Ever feel like there’s a ghost in the room? Researchers studying a dozen patients with neurological conditions say they’ve figured out where that "feeling of a presence" phenomenon comes from. And now they’ve built a robot that recreates that very same feeling, just by sending mixed-up sensory and motor signals to the brain. The work was published in Current Biology this week.
A team led by Olaf Blanke of Ecole Polytechnique Fédérale de Lausanne worked with 12 patients who had conditions such as epilepsy, stroke, migraine, and tumors. As a result of the underlying damage, the patients sometimes perceived invisible "presences" for seconds, minutes even. Using brain imaging, the team traced these misperceptions to damage in any one of three regions: the temporoparietal, insular, and frontoparietal cortex. Different brain lesions have their associated sensory and motor deficits. And that spooky feeling results when the brain fails to properly integrate different signals received from the limbs, Nature explains. These signals, often generated by touch, give us information about where we are in space and time.
So how is it that healthy people also experience the "feeling of a presence?" The team suspect it's caused by confusion over the source and identity of sensorimotor signals: People misattribute their own signals or bodily movements as something "other," resulting in the ghostly sensation. "You are convinced that there is something, but you don't see anything, you don't hear anything,” Blanke tells New Scientist.
To test this, the team built a “master-slave” robot system (above) that allowed them to apply physically impossible sensorimotor conflicts. For example, the robot made the healthy recruits feel as though they were reaching out in front of them and touching their own backs. That’s because the blindfolded recruits were using their hands and fingers to maneuver the arm of a master robot in front of them, while another robot behind them would poke them using a similar movement at the same time.
But when there was a half-second delay in the poke, the participants felt that there was someone (or something) standing behind them. "Thirty percent of the healthy participants spontaneously reported the feeling of having somebody behind them, touching them," Blanke says in a news release.
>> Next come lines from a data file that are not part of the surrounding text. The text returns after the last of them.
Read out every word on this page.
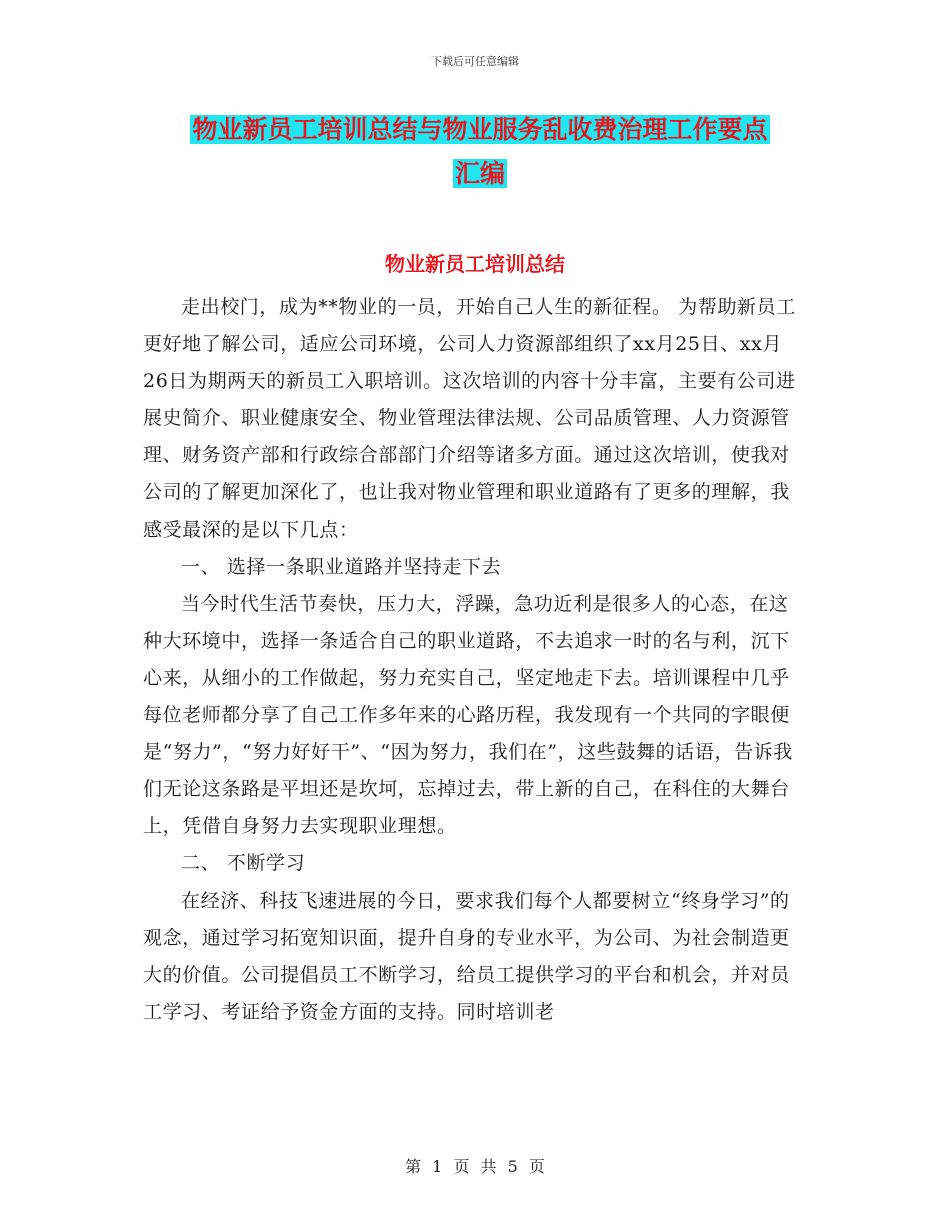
下载后可任意编辑
物业新员工培训总结与物业服务乱收费治理工作要点
汇编
物业新员工培训总结

走出校门，成为**物业的一员，开始自己人生的新征程。 为帮助新员工更好地了解公司，适应公司环境，公司人力资源部组织了xx月25日、xx月26日为期两天的新员工入职培训。这次培训的内容十分丰富，主要有公司进展史简介、职业健康安全、物业管理法律法规、公司品质管理、人力资源管理、财务资产部和行政综合部部门介绍等诸多方面。通过这次培训，使我对公司的了解更加深化了，也让我对物业管理和职业道路有了更多的理解，我感受最深的是以下几点：

一、 选择一条职业道路并坚持走下去

当今时代生活节奏快，压力大，浮躁，急功近利是很多人的心态，在这种大环境中，选择一条适合自己的职业道路，不去追求一时的名与利，沉下心来，从细小的工作做起，努力充实自己，坚定地走下去。培训课程中几乎每位老师都分享了自己工作多年来的心路历程，我发现有一个共同的字眼便是“努力”，“努力好好干”、“因为努力，我们在”，这些鼓舞的话语，告诉我们无论这条路是平坦还是坎坷，忘掉过去，带上新的自己，在科住的大舞台上，凭借自身努力去实现职业理想。

二、 不断学习

在经济、科技飞速进展的今日，要求我们每个人都要树立“终身学习”的观念，通过学习拓宽知识面，提升自身的专业水平，为公司、为社会制造更大的价值。公司提倡员工不断学习，给员工提供学习的平台和机会，并对员工学习、考证给予资金方面的支持。同时培训老

第 1 页 共 5 页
To resolve the spatiotemporal conflict in their head, the recruits generated the illusion that the touch was not caused by themselves, but by the "other." You can watch the participants using the robots here and here.
Some participants even started to feel as though their bodies were drifting backward in space, toward the mysterious other. And when the researchers told some recruits that up to four people may have been in the room with them, the participants who experienced a delayed touch said they definitely felt there were people in the room—sometimes mulitple people, even though they were actually alone with the robots.
The robot-induced "presence" was so disconcerting for two of the participants, they wanted to stop the experiment. The findings may also help explain schizophrenic hallucinations as well as "the third man" phenomenon experienced by mountaineers.